How to Get Preapproved for a Loan

What you Need for a Proper Preapproval

Woman filling out mortgage application
••• Winston Davidian/Photographer's Choice RF/Getty Images

Whether you need money for a house, a car, or a credit card, getting preapproved for your loan makes things easier. You’ll know how much you can spend, you’ll be in a better position to negotiate, and you’ll understand the costs of your loan before you end up in something that you can’t afford.

How do you get preapproved for a loan? Gather information about your finances and the loan you need, and submit an application.

Follow the steps below to make the process easy.

Manage Your Credit

Your credit is crucial to almost any loan. Unless you’re getting a payday loan (which is probably not a good idea) lenders are going to look into your borrowing history. Make sure they – and you – won’t get any nasty surprises when that happens.

Get familiar with credit: your credit is one of the most important factors for getting preapproved. Understand how it works and what lenders are looking for.

Check your reports: order your credit reports to see what they contain. This is free for all US consumers – once per year, you’re entitled to see your credit reports from each credit bureau. Look through the report and see if any late payments or errors appear in your reports.

Fix errors: if there are errors in your credit reports, fix them. The Federal Trade Commission (FTC) reports that five percent of consumers have errors in their reports.

While that number isn’t outrageous, the consequences of an error are severe and could ruin your chances of borrowing. Report the errors to the credit bureau and any lender that’s reporting the error. Learn more about fixing errors.

Get Prepared

Lenders will ask for information about your finances in order to evaluate your loan application.

Gather this information ahead of time so that it’s easy to apply – and to give yourself a refresher on your finances. It’s helpful to see up-to-date information on your income and assets before you take on additional debt.

Ability to repay: you’ll need to document how much you earn. Lenders want to see (and they’re increasingly required to ask) that you have sufficient income to take on any new loans. Typically, they calculate a debt to income ratio, which looks at how much you earn compared to how much you pay out each month. With some lenders, you need a debt to income ratio below 36% to get approved, although others let you go higher.
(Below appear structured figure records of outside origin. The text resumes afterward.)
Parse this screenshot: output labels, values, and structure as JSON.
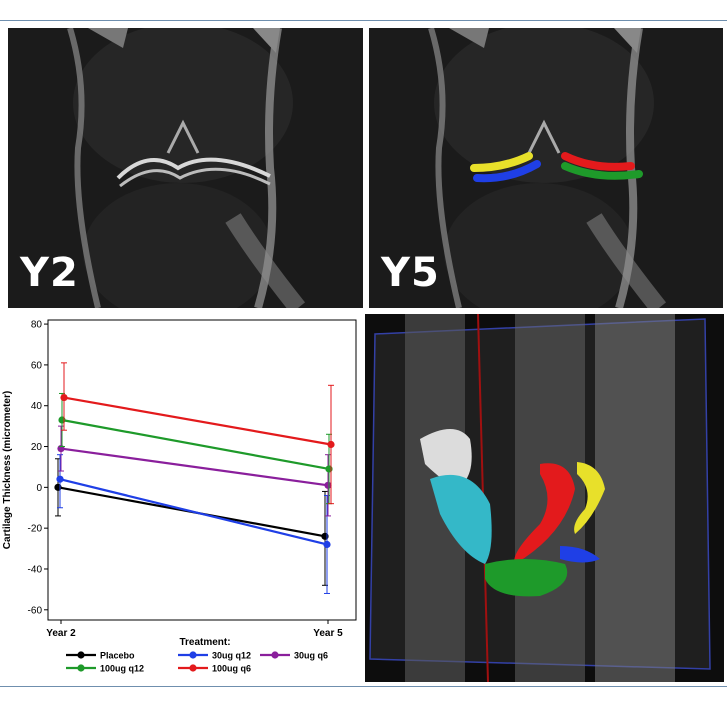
{
  "panels": {
    "mri_left_label": "Y2",
    "mri_right_label": "Y5"
  },
  "colors": {
    "placebo": "#000000",
    "30ug_q12": "#1f3fe6",
    "30ug_q6": "#8a1f9c",
    "100ug_q12": "#1e9a2a",
    "100ug_q6": "#e31a1c",
    "segment_yellow": "#e8e02a",
    "segment_cyan": "#34b8c8",
    "frame_line": "#6f8fae"
  },
  "chart_data": {
    "type": "line",
    "title": "",
    "xlabel": "",
    "ylabel": "Cartilage Thickness (micrometer)",
    "categories": [
      "Year 2",
      "Year 5"
    ],
    "ylim": [
      -65,
      82
    ],
    "yticks": [
      80,
      60,
      40,
      20,
      0,
      -20,
      -40,
      -60
    ],
    "grid": false,
    "legend_title": "Treatment:",
    "legend_position": "bottom",
    "series": [
      {
        "name": "Placebo",
        "color": "#000000",
        "values": [
          0,
          -24
        ],
        "err_low": [
          -14,
          -48
        ],
        "err_high": [
          14,
          -2
        ]
      },
      {
        "name": "30ug q12",
        "color": "#1f3fe6",
        "values": [
          4,
          -28
        ],
        "err_low": [
          -10,
          -52
        ],
        "err_high": [
          16,
          -4
        ]
      },
      {
        "name": "30ug q6",
        "color": "#8a1f9c",
        "values": [
          19,
          1
        ],
        "err_low": [
          8,
          -14
        ],
        "err_high": [
          30,
          16
        ]
      },
      {
        "name": "100ug q12",
        "color": "#1e9a2a",
        "values": [
          33,
          9
        ],
        "err_low": [
          20,
          -8
        ],
        "err_high": [
          46,
          26
        ]
      },
      {
        "name": "100ug q6",
        "color": "#e31a1c",
        "values": [
          44,
          21
        ],
        "err_low": [
          28,
          -8
        ],
        "err_high": [
          61,
          50
        ]
      }
    ]
  }
}
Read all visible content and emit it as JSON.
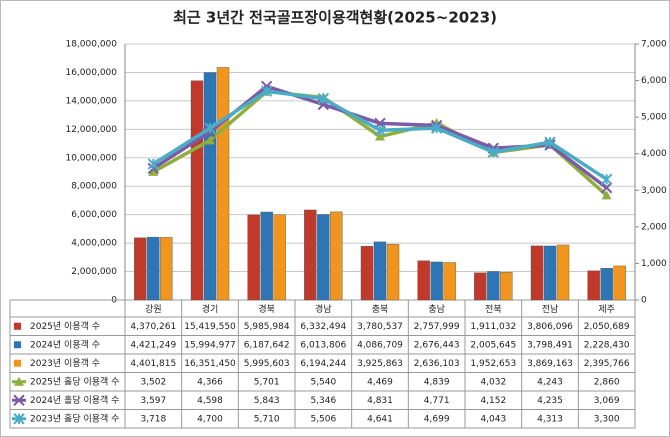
{
  "chart_data": {
    "type": "bar_line_table",
    "title": "최근 3년간 전국골프장이용객현황(2025~2023)",
    "categories": [
      "강원",
      "경기",
      "경북",
      "경남",
      "충북",
      "충남",
      "전북",
      "전남",
      "제주"
    ],
    "ylim": [
      0,
      18000000
    ],
    "yticks": [
      {
        "value": 0,
        "label": "0"
      },
      {
        "value": 2000000,
        "label": "2,000,000"
      },
      {
        "value": 4000000,
        "label": "4,000,000"
      },
      {
        "value": 6000000,
        "label": "6,000,000"
      },
      {
        "value": 8000000,
        "label": "8,000,000"
      },
      {
        "value": 10000000,
        "label": "10,000,000"
      },
      {
        "value": 12000000,
        "label": "12,000,000"
      },
      {
        "value": 14000000,
        "label": "14,000,000"
      },
      {
        "value": 16000000,
        "label": "16,000,000"
      },
      {
        "value": 18000000,
        "label": "18,000,000"
      }
    ],
    "y2lim": [
      0,
      7000
    ],
    "y2ticks": [
      0,
      {
        "value": 1000,
        "label": "1,000"
      },
      {
        "value": 2000,
        "label": "2,000"
      },
      {
        "value": 3000,
        "label": "3,000"
      },
      {
        "value": 4000,
        "label": "4,000"
      },
      {
        "value": 5000,
        "label": "5,000"
      },
      {
        "value": 6000,
        "label": "6,000"
      },
      {
        "value": 7000,
        "label": "7,000"
      }
    ],
    "grid": true,
    "series": [
      {
        "name": "2025년 이용객 수",
        "kind": "bar",
        "color": "#c0392b",
        "values": [
          4370261,
          15419550,
          5985984,
          6332494,
          3780537,
          2757999,
          1911032,
          3806096,
          2050689
        ],
        "value_labels": [
          "4,370,261",
          "15,419,550",
          "5,985,984",
          "6,332,494",
          "3,780,537",
          "2,757,999",
          "1,911,032",
          "3,806,096",
          "2,050,689"
        ]
      },
      {
        "name": "2024년 이용객 수",
        "kind": "bar",
        "color": "#2e75b6",
        "values": [
          4421249,
          15994977,
          6187642,
          6013806,
          4086709,
          2676443,
          2005645,
          3798491,
          2228430
        ],
        "value_labels": [
          "4,421,249",
          "15,994,977",
          "6,187,642",
          "6,013,806",
          "4,086,709",
          "2,676,443",
          "2,005,645",
          "3,798,491",
          "2,228,430"
        ]
      },
      {
        "name": "2023년 이용객 수",
        "kind": "bar",
        "color": "#f0961e",
        "values": [
          4401815,
          16351450,
          5995603,
          6194244,
          3925863,
          2636103,
          1952653,
          3869163,
          2395766
        ],
        "value_labels": [
          "4,401,815",
          "16,351,450",
          "5,995,603",
          "6,194,244",
          "3,925,863",
          "2,636,103",
          "1,952,653",
          "3,869,163",
          "2,395,766"
        ]
      },
      {
        "name": "2025년 홀당 이용객 수",
        "kind": "line",
        "axis": "y2",
        "marker": "triangle",
        "color": "#8fae3c",
        "values": [
          3502,
          4366,
          5701,
          5540,
          4469,
          4839,
          4032,
          4243,
          2860
        ],
        "value_labels": [
          "3,502",
          "4,366",
          "5,701",
          "5,540",
          "4,469",
          "4,839",
          "4,032",
          "4,243",
          "2,860"
        ]
      },
      {
        "name": "2024년 홀당 이용객 수",
        "kind": "line",
        "axis": "y2",
        "marker": "x",
        "color": "#7b5aa6",
        "values": [
          3597,
          4598,
          5843,
          5346,
          4831,
          4771,
          4152,
          4235,
          3069
        ],
        "value_labels": [
          "3,597",
          "4,598",
          "5,843",
          "5,346",
          "4,831",
          "4,771",
          "4,152",
          "4,235",
          "3,069"
        ]
      },
      {
        "name": "2023년 홀당 이용객 수",
        "kind": "line",
        "axis": "y2",
        "marker": "star",
        "color": "#4bacc6",
        "values": [
          3718,
          4700,
          5710,
          5506,
          4641,
          4699,
          4043,
          4313,
          3300
        ],
        "value_labels": [
          "3,718",
          "4,700",
          "5,710",
          "5,506",
          "4,641",
          "4,699",
          "4,043",
          "4,313",
          "3,300"
        ]
      }
    ]
  }
}
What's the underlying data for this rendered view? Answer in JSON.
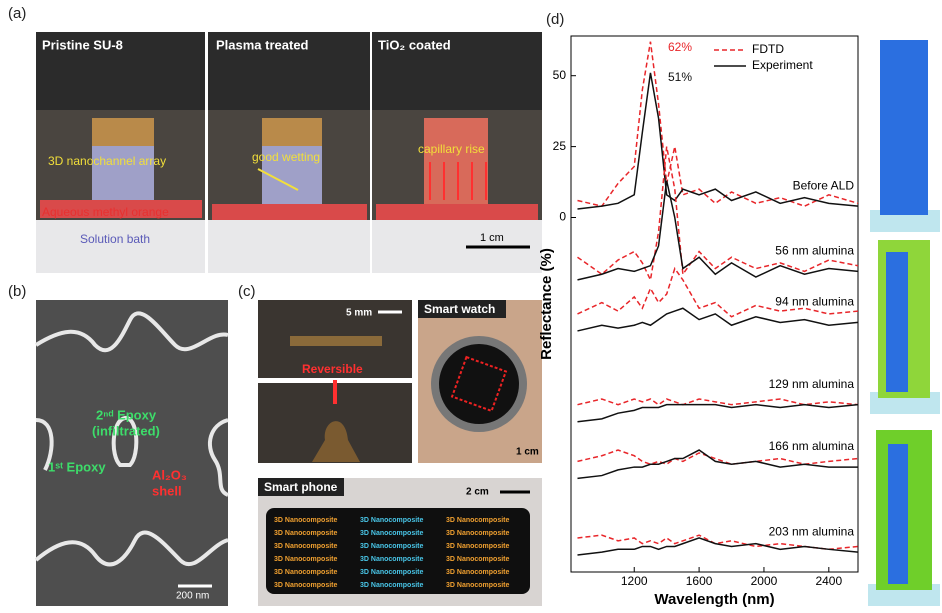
{
  "panels": {
    "a": {
      "label": "(a)",
      "photos": [
        {
          "title": "Pristine SU-8",
          "notes": [
            "3D nanochannel array",
            "Aqueous methyl orange",
            "Solution bath"
          ]
        },
        {
          "title": "Plasma treated",
          "notes": [
            "good wetting"
          ]
        },
        {
          "title": "TiO₂ coated",
          "notes": [
            "capillary rise",
            "1 cm"
          ]
        }
      ]
    },
    "b": {
      "label": "(b)",
      "notes": [
        "2ⁿᵈ Epoxy",
        "(infiltrated)",
        "1ˢᵗ Epoxy",
        "Al₂O₃",
        "shell",
        "200 nm"
      ]
    },
    "c": {
      "label": "(c)",
      "scale": "5 mm",
      "reversible": "Reversible",
      "watch": "Smart watch",
      "watch_scale": "1 cm",
      "phone": "Smart phone",
      "phone_scale": "2 cm",
      "phone_text": "3D Nanocomposite"
    },
    "d": {
      "label": "(d)"
    }
  },
  "chart_data": {
    "type": "line",
    "xlabel": "Wavelength (nm)",
    "ylabel": "Reflectance (%)",
    "xlim": [
      810,
      2580
    ],
    "ylim": [
      -125,
      64
    ],
    "xticks": [
      1200,
      1600,
      2000,
      2400
    ],
    "yticks": [
      0,
      25,
      50
    ],
    "legend": [
      {
        "name": "FDTD",
        "color": "#e8262a",
        "dashed": true
      },
      {
        "name": "Experiment",
        "color": "#111111",
        "dashed": false
      }
    ],
    "annotations": [
      "62%",
      "51%"
    ],
    "x": [
      850,
      1000,
      1100,
      1200,
      1250,
      1300,
      1350,
      1400,
      1450,
      1500,
      1600,
      1700,
      1800,
      1950,
      2100,
      2250,
      2400,
      2580
    ],
    "series": [
      {
        "name": "Before ALD",
        "fdtd": [
          6,
          4,
          12,
          18,
          45,
          62,
          40,
          12,
          25,
          8,
          10,
          5,
          9,
          5,
          7,
          4,
          8,
          5
        ],
        "experiment": [
          3,
          4,
          5,
          8,
          30,
          51,
          35,
          8,
          6,
          10,
          8,
          10,
          6,
          9,
          5,
          7,
          5,
          4
        ]
      },
      {
        "name": "56 nm alumina",
        "fdtd": [
          -14,
          -20,
          -15,
          -12,
          -16,
          -22,
          -5,
          25,
          10,
          -20,
          -12,
          -18,
          -14,
          -18,
          -16,
          -19,
          -15,
          -17
        ],
        "experiment": [
          -22,
          -20,
          -18,
          -19,
          -18,
          -17,
          -10,
          13,
          0,
          -18,
          -14,
          -20,
          -16,
          -21,
          -17,
          -20,
          -18,
          -19
        ]
      },
      {
        "name": "94 nm alumina",
        "fdtd": [
          -34,
          -30,
          -33,
          -28,
          -32,
          -25,
          -30,
          -27,
          -18,
          -22,
          -32,
          -30,
          -35,
          -31,
          -33,
          -32,
          -34,
          -33
        ],
        "experiment": [
          -40,
          -38,
          -39,
          -38,
          -37,
          -38,
          -36,
          -34,
          -33,
          -32,
          -36,
          -34,
          -38,
          -35,
          -37,
          -36,
          -38,
          -37
        ]
      },
      {
        "name": "129 nm alumina",
        "fdtd": [
          -66,
          -64,
          -66,
          -64,
          -65,
          -64,
          -66,
          -64,
          -65,
          -66,
          -64,
          -65,
          -66,
          -65,
          -64,
          -66,
          -65,
          -66
        ],
        "experiment": [
          -72,
          -71,
          -69,
          -68,
          -67,
          -67,
          -67,
          -66,
          -66,
          -66,
          -66,
          -66,
          -67,
          -66,
          -67,
          -66,
          -67,
          -66
        ]
      },
      {
        "name": "166 nm alumina",
        "fdtd": [
          -86,
          -84,
          -82,
          -84,
          -86,
          -87,
          -86,
          -87,
          -85,
          -86,
          -83,
          -85,
          -87,
          -86,
          -85,
          -87,
          -86,
          -85
        ],
        "experiment": [
          -92,
          -91,
          -89,
          -88,
          -88,
          -87,
          -87,
          -86,
          -85,
          -85,
          -82,
          -86,
          -87,
          -86,
          -88,
          -87,
          -88,
          -88
        ]
      },
      {
        "name": "203 nm alumina",
        "fdtd": [
          -113,
          -112,
          -114,
          -113,
          -115,
          -114,
          -115,
          -113,
          -115,
          -114,
          -112,
          -115,
          -114,
          -116,
          -115,
          -116,
          -117,
          -116
        ],
        "experiment": [
          -119,
          -118,
          -117,
          -117,
          -116,
          -116,
          -117,
          -116,
          -116,
          -115,
          -113,
          -115,
          -116,
          -115,
          -117,
          -116,
          -117,
          -118
        ]
      }
    ]
  }
}
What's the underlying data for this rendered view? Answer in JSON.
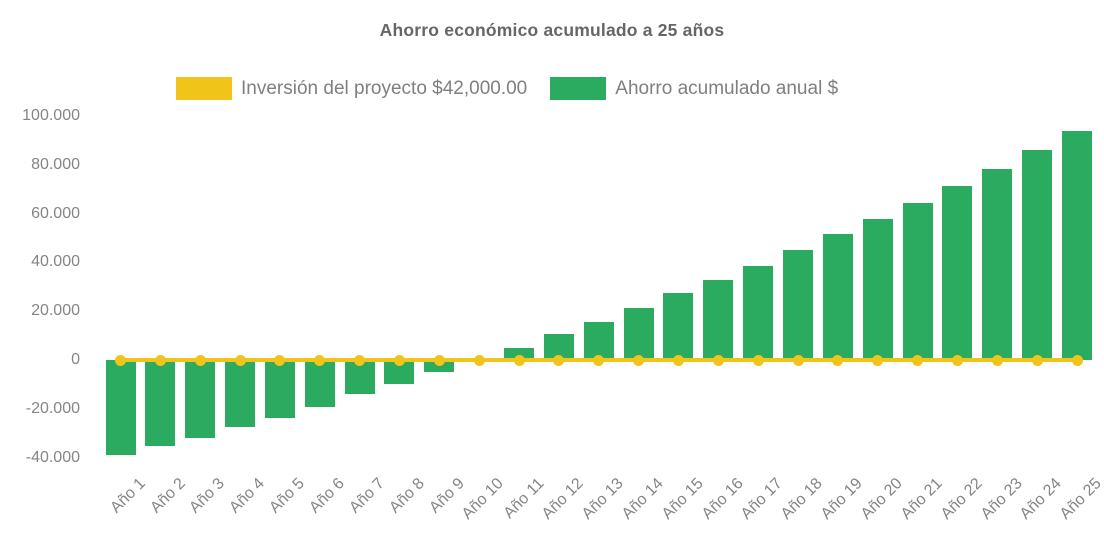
{
  "title": "Ahorro económico acumulado a 25 años",
  "colors": {
    "investment_yellow": "#F0C419",
    "savings_green": "#2BAB60",
    "title_gray": "#666666",
    "label_gray": "#858585",
    "legend_text_gray": "#7f7f7f",
    "background": "#ffffff"
  },
  "legend": {
    "items": [
      {
        "label": "Inversión del proyecto $42,000.00",
        "color": "#F0C419",
        "marker": "box"
      },
      {
        "label": "Ahorro acumulado anual $",
        "color": "#2BAB60",
        "marker": "box"
      }
    ]
  },
  "chart_data": {
    "type": "bar",
    "title": "Ahorro económico acumulado a 25 años",
    "xlabel": "",
    "ylabel": "",
    "categories": [
      "Año 1",
      "Año 2",
      "Año 3",
      "Año 4",
      "Año 5",
      "Año 6",
      "Año 7",
      "Año 8",
      "Año 9",
      "Año 10",
      "Año 11",
      "Año 12",
      "Año 13",
      "Año 14",
      "Año 15",
      "Año 16",
      "Año 17",
      "Año 18",
      "Año 19",
      "Año 20",
      "Año 21",
      "Año 22",
      "Año 23",
      "Año 24",
      "Año 25"
    ],
    "series": [
      {
        "name": "Ahorro acumulado anual $",
        "type": "bar",
        "color": "#2BAB60",
        "values": [
          -39000,
          -35200,
          -31900,
          -27600,
          -23900,
          -19400,
          -14100,
          -10000,
          -5000,
          -1000,
          5000,
          10800,
          15600,
          21500,
          27300,
          32800,
          38600,
          44900,
          51500,
          57800,
          64400,
          71300,
          78400,
          86000,
          93700
        ]
      },
      {
        "name": "Inversión del proyecto $42,000.00",
        "type": "line",
        "color": "#F0C419",
        "note": "flat break-even line with a point marker at every year",
        "values": [
          0,
          0,
          0,
          0,
          0,
          0,
          0,
          0,
          0,
          0,
          0,
          0,
          0,
          0,
          0,
          0,
          0,
          0,
          0,
          0,
          0,
          0,
          0,
          0,
          0
        ]
      }
    ],
    "ylim": [
      -40000,
      100000
    ],
    "yticks": [
      {
        "value": -40000,
        "label": "-40.000"
      },
      {
        "value": -20000,
        "label": "-20.000"
      },
      {
        "value": 0,
        "label": "0"
      },
      {
        "value": 20000,
        "label": "20.000"
      },
      {
        "value": 40000,
        "label": "40.000"
      },
      {
        "value": 60000,
        "label": "60.000"
      },
      {
        "value": 80000,
        "label": "80.000"
      },
      {
        "value": 100000,
        "label": "100.000"
      }
    ],
    "grid": false,
    "legend_position": "top",
    "x_label_rotation": -45
  }
}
It may also help to show that you have other assets available to you (such as cash in bank accounts) as an extra cushion. Your lender may ask for the following items, and more:

  • Pay stubs from your current job
  • W-2 statements from the previous year
  • Tax returns from previous years
  • Bank account statements
  • Other account statements

You might not need to actually provide copies of all of these documents in order to get preapproved, but you should at least find out where they are and get familiar with them. Any information you provide on a loan application needs to be accurate, so you’ll need the information anyway.

Details about your purchase: you might also have to provide information about the thing you’re buying with the loan money. The more detail you have, the better – your lender’s offer may change depending on how you intend to use the money. For example, when buying a house, is it a single-family residence, or is it a condo unit in a building with 50 units? If it’s a car, what is the make, model, and year? Used car loans are different from new car loans.

Pick a Lender

At this point, you’re ready to shop around for lenders. You probably only need to get preapproved with one lender to start shopping (and using a preapproval letter as leverage), but it’s worth comparing loan costs among several lenders. You’re not obligated to use a lender that preapproves you, but you might as well go through the process with lenders offering the best terms – otherwise you’ll have to do everything multiple times.

Check with a variety of lenders: include several lenders – and several different types of lenders – in your search. Try a bank and a local credit union for home, auto, and credit card loans. For personal loans, be sure to include an online lender or P2P lender (they often have competitive rates, and they’re sometimes willing to work with borrowers who have less-than-perfect credit).

Get complete information on how much you’ll pay, including:

Are you pre-qualified? For credit card loans, some lenders keep a list of borrowers who are “pre-qualified.” If you’re on that list, there’s a decent chance that the lender wants to work with you. However, there’s no guarantee that you’ll be approved – you still need to submit an application, and the lender might find something they don’t like. That said, there is at least something in a database somewhere that the lender likes about you. If you’re not pre-qualified with a particular lender, you can still apply and see what they say.

Apply for the Loan

Once you’ve picked a lender and prepared yourself, it’s time to apply. There’s only one way to find out how much you can get: fill out an application and wait for an answer.

An answer may come quickly, or it may take longer. Answers for auto loans might come more or less instantly. Home loans can take notoriously long, with lenders asking for a seemingly endless list of documents. That said, some lenders do a more abbreviated once-over when you get preapproved, so the process is typically faster than a complete underwriting.

False hope? Be aware that some lenders claim to preapprove you without really looking at your finances. If they don’t run your credit or ask about your income, it’s a bad sign. In order for the preapproval to mean something, they need to actually evaluate your creditworthiness. It doesn’t do you much good to get “preapproved” only to find that you need to start over (because you can’t borrow nearly as much as promised). 

To avoid that problem, work with reputable lenders – banks and credit unions in your community, as well as legitimate online lenders. Avoid fly-by-night outfits and anybody who claims “we approve everybody.”